So before they were born, and even into the first year or so of their lives, the wife and I often wondered about how they might be different. You know -- because one of them is a boy and the other is a girl. We had a unique opportunity to exercise all of our hippie tree-hugging intellectual curiosity about nature/nurture gender issues in a self-contained little social petri dish known as our house.
And we followed through on that. About everything is gender neutral. The room, the toys, if there's a doll, then there's also a ball. We don't push gender toys on them -- if Nolan wants the doll and Lilly wants the football, then big deal! We don't really care.
What we learned is that all that eggheaded garbage about gender differences being taught through upbringing is total fucking trash written by a bunch of 43 year old virgins who haven't earned a paycheck that didn't come with the logo of some northeastern university printed on it since they were born.
It's bullshit. Boys and girls are different. And I'm not just talking about the plumbing.
Tonight was a perfect case-in-point. I got home from work, and I was tired from whatever it is that I do at work. Momma was tired from running all over with the two rugrats. Nolan and Lilly had their dinner and had about an hour to kill before baths and bedtime. So momma and I took our respective positions on the couch to just be lazy bumps for a little while. We could hear Lilly and Nolan play in the other room.
They were playing with an old computer keyboard (you call it lazy parenting, I call it electronics recycling -- fuck off!). This is what we heard:
"Nolan! NOLAN!!! PUSH KEYS! Nolan do it! Push Keys NOLAN! No, Nolan! NO! STOP IT Nolan!"
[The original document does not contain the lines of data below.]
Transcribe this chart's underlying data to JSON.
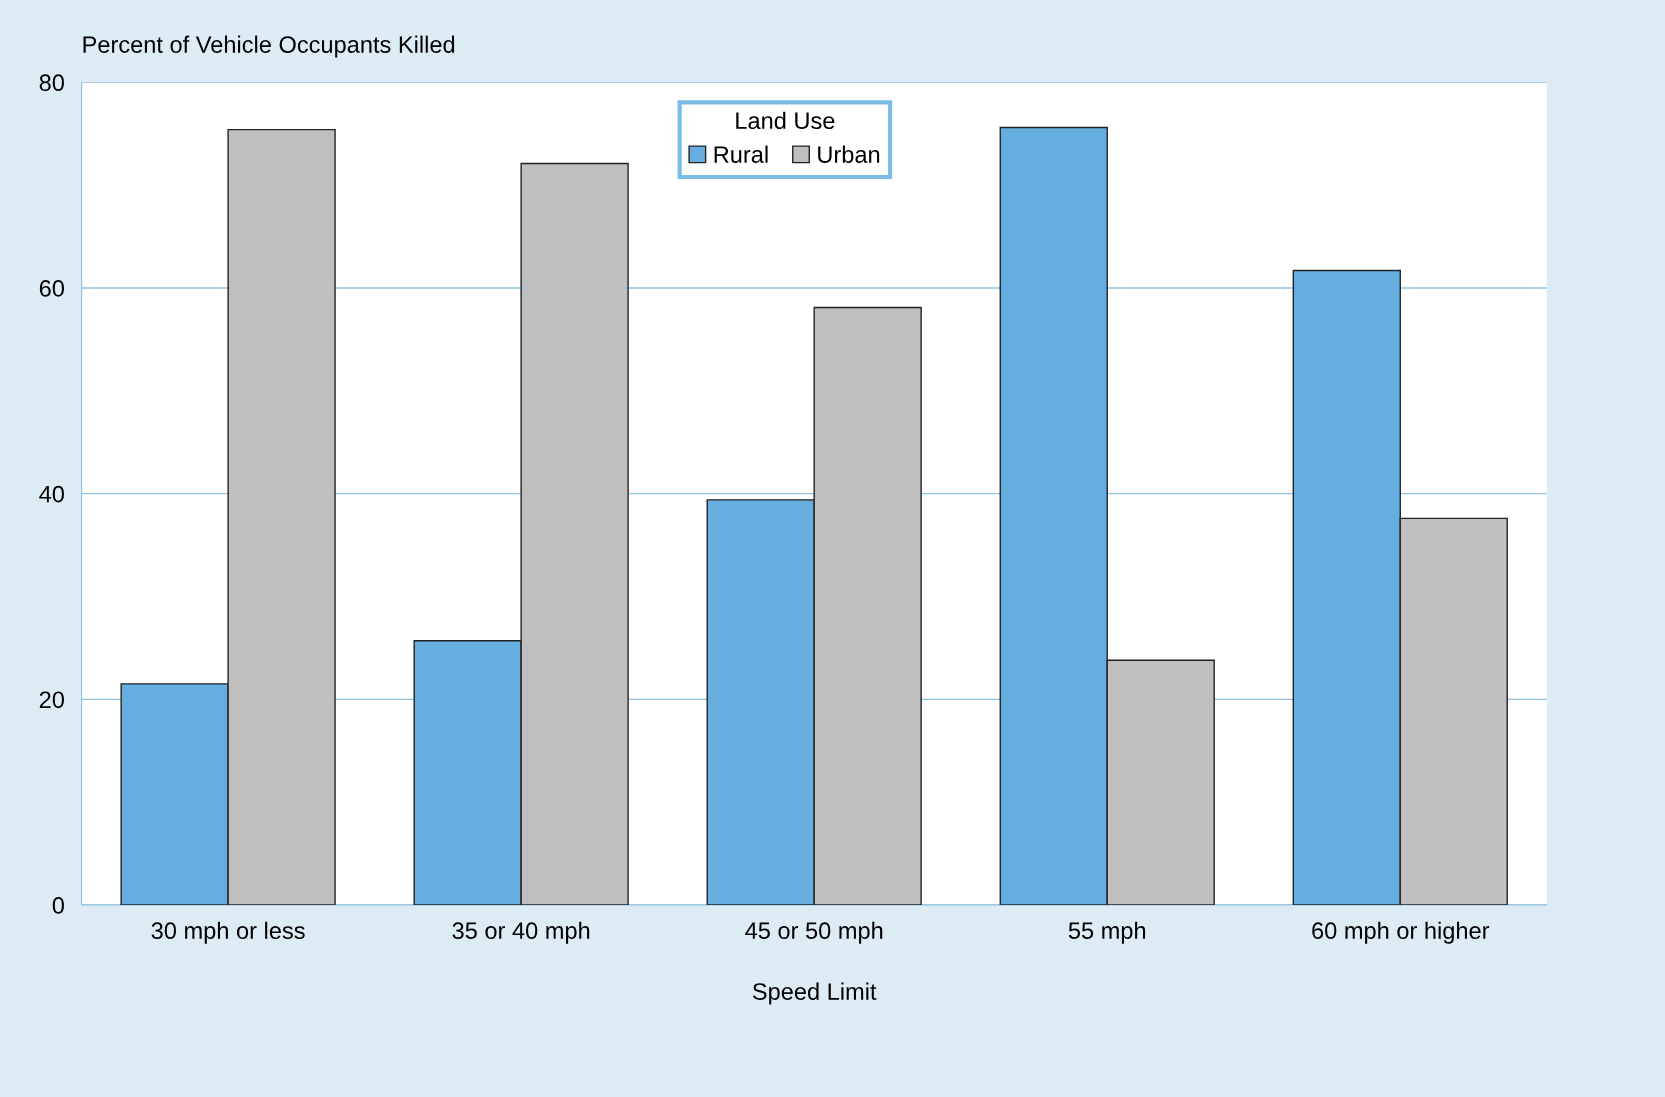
{
  "chart_data": {
    "type": "bar",
    "categories": [
      "30 mph or less",
      "35 or 40 mph",
      "45 or 50 mph",
      "55 mph",
      "60 mph or higher"
    ],
    "series": [
      {
        "name": "Rural",
        "color": "#67aee0",
        "values": [
          21.5,
          25.7,
          39.4,
          75.6,
          61.7
        ]
      },
      {
        "name": "Urban",
        "color": "#bfbfbf",
        "values": [
          75.4,
          72.1,
          58.1,
          23.8,
          37.6
        ]
      }
    ],
    "xlabel": "Speed Limit",
    "ylabel": "Percent of Vehicle Occupants Killed",
    "legend_title": "Land Use",
    "legend": "top",
    "ylim": [
      0,
      80
    ],
    "yticks": [
      0,
      20,
      40,
      60,
      80
    ],
    "grid": "y"
  }
}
On and on and on... She was nagging him. Wife and I soon realized that Nolan was facing his first male experience of being nagged to death by a woman he lives with! He wasn't saying a word, but she continued:
"NO, Nolan! Do push! Push Keys Nolan!"
For about five minutes, we heard this prattle continue. She followed him from room to room to instruct the boy how to properly play with his toys. As if he couldn't figure it out on his own. Shit, he has it figured out -- it's PLAY!
Eventually we heard Lilly say "No push! No Push Lilly!" We knew what happened. Nolan got fed up and gave his sister a shove. Nolan's had a bad case of the pushies for about a year now, and we've been pretty agressive in getting on his ass about doing it, but in this particular moment, the wife and I broke up laughing (keep in mind that the kids are in another room and can't see us). We had this mental image of Nolan pulling one of these:
Not that we'd condone that. But she was being very bossy!
So Lilly came walking into the room we were in, doing her best acting job to look crestfallen. She comes up to momma and says "Nolan hurt feelings." Not only is this undeniably adorable to the point of exploding, but it's also hillarious. Her feelings were hurt because Nolan finally told her to put a sock in it with all the nagging! Now, were his actions appropriate? Of course not, he's only 22 months old for christssakes, he's not going to have a whole lot of in depth analysis of gender based feelings at this point. His attention span tops out at 20 minutes of Dora, he's nowhere near ready to soak in some Oprah-level learnin!
When Nolan came back into the room, we asked him if he'd like to have another sister. I swear to god his response was this: He held up one finger and said "ONE!"
At the end of it we learned that we have a little boy and a little girl. And they act like it.
(not the best picture of Nolan, but it matches the other one)
As a totally random aside, at the end of the night I taught them how to sing "Rico.....Suave" -- you know -- just for fun.